Reciprocal Frameworks
Research and Teaching
ETH Zurich
2011 - 2015
Reciprocal structures are known to builders since time immemorial and they can be regarded as a universal principle of construction. In history they have been used to efficiently bridge large spans deploying short wooden elements. They were additionally attractive for buildings where rapid assembly and dismantling was required, and where geographical circumstances impeded the use and transportation of longer construction elements. In many treatises medieval and renaissance architects, mathematicians and builders like Leonardo da Vinci studied the possibilities of these structures. Because of the complex structural behaviour, however, there has been only very limited number of applications in architecture to the present.

A digital design tool developed at Federal Institute of Technology Zurich enhances the design scope and the application potential of reciprocal frame systems. It is intended to make the use of simple wooden elements in buildings more attractive, above all in lower-cost free structural forms. It offers a unique completely new aesthetics which combines ancient knowledge and innovative technology. Nearly all vaulted and flat forms are possible, in a lot of available materials.

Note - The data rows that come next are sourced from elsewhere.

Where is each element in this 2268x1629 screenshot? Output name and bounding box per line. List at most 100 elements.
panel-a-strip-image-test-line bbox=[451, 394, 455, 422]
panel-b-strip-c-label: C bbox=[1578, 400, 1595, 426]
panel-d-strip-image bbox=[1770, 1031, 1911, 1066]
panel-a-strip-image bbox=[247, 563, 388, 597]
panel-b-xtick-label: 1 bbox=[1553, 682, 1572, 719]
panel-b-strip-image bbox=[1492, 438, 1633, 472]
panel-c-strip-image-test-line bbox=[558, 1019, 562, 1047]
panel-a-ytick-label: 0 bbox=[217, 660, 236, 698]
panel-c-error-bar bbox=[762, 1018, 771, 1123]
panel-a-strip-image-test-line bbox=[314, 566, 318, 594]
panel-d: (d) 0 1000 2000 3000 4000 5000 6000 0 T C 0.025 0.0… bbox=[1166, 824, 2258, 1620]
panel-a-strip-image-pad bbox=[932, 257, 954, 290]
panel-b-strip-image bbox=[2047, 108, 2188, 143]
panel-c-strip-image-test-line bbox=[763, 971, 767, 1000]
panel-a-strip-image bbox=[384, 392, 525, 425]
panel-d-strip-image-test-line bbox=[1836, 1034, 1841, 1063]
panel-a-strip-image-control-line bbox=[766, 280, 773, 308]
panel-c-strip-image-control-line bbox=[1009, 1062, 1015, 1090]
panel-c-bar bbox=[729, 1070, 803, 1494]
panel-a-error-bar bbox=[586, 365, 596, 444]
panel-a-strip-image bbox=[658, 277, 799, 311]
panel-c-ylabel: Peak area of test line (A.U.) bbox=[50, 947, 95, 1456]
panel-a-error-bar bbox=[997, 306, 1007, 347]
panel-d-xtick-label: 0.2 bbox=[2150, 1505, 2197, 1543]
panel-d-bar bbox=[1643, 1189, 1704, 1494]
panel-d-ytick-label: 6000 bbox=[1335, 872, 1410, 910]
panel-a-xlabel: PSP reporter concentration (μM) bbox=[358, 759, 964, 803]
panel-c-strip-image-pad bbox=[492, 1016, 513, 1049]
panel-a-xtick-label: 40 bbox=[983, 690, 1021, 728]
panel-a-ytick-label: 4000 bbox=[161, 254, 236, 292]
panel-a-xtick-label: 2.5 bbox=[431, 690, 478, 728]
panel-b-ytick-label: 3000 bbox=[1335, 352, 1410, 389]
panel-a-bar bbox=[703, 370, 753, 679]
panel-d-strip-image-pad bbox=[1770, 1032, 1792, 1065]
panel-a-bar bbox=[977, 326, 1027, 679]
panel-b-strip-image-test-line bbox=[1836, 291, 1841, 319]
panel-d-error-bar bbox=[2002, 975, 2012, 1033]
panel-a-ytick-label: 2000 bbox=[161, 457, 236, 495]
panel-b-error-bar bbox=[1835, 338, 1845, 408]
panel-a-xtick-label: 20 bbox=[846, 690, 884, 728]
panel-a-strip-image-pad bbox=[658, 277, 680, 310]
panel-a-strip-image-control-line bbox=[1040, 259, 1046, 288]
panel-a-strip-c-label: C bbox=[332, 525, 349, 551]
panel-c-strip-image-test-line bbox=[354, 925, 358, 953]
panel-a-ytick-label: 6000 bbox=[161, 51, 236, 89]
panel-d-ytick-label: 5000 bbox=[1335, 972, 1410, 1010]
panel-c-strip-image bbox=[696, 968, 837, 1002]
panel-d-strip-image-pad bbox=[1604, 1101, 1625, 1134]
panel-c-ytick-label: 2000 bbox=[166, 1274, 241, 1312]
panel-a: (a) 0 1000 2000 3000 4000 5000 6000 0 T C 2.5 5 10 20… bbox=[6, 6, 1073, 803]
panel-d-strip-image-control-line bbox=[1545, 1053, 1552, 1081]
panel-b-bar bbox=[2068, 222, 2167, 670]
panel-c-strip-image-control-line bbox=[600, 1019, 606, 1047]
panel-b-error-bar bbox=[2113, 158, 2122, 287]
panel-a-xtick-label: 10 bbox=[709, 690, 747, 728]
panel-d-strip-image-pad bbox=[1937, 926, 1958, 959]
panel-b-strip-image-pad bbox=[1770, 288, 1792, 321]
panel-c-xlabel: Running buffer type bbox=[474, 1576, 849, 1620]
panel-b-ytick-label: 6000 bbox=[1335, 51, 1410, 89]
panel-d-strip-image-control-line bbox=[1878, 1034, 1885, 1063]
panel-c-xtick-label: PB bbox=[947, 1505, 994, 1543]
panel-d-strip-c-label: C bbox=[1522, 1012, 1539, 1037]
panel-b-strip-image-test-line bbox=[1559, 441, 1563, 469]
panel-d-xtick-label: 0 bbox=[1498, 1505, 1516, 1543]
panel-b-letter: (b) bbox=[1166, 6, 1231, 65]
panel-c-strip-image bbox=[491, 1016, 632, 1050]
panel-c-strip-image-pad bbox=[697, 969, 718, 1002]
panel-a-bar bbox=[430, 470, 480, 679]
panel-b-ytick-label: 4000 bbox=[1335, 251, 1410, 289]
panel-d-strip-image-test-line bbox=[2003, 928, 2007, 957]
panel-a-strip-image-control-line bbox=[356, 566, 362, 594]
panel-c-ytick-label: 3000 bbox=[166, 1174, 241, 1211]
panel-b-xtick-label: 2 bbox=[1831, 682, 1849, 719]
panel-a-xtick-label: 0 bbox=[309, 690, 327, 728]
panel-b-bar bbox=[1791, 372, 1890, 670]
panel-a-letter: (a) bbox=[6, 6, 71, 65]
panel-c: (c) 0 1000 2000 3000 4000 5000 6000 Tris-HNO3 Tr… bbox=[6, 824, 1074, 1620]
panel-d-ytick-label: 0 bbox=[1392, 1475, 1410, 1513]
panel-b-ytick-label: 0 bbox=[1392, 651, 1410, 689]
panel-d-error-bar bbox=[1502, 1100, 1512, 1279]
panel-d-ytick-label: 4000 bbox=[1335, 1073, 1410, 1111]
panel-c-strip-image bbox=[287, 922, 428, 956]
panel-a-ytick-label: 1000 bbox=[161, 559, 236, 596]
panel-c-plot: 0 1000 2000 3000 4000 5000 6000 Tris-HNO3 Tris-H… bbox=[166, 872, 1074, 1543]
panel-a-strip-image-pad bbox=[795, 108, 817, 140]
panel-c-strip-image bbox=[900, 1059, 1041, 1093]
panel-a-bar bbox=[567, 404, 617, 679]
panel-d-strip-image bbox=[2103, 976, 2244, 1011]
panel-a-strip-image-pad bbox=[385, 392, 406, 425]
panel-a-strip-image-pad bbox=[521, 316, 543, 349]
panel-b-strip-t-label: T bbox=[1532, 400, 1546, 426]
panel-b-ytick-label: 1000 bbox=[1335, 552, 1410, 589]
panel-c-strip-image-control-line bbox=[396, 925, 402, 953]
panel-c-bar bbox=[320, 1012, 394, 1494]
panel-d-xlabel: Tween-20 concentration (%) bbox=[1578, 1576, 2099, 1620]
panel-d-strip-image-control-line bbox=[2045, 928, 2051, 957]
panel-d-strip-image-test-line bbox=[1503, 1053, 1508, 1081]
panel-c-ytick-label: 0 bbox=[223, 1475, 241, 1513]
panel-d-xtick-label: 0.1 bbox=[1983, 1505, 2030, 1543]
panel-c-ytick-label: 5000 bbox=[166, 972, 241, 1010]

Canopy in the ETH entrance courtyard
This RF construction is made of a squared timber type and the simplest of joints. The design was undertaken exclusively using the digital instrument, whereas production was undertaken manually. The specific arrangement of the timbers in different lengths produces a differentiated structure in which the interdependencies of structure and form are immediately intelligible.

Pergola  ETH Science City
This pergola for the ETH Zurich campus was initially designed using the digital instrument and statically optimized during the design process using physical and digital models. The one-of a- kind elements were then cut from wooden boards using a 3-axis CNC milling machine.

Villa Hatt Canopy
In this pergola for the ETH guesthouse an inner reciprocal frame lattice is enhanced on the principle of the Leonardo-da-Vinci bridge. The material is hardwood, the production was done by conventional a joinery machine.

Saddle Roof
As a rule in reciprocal frameworks the circumstance that all of the elements rest mutually on each other produces convexly curved forms, such as domes and arches for example. However, comparatively regular mesh designs in which the slats follow the lines of curvature can – when the lines are given a particular alignment – also result in concavely curved surfaces, in this case a saddle surface.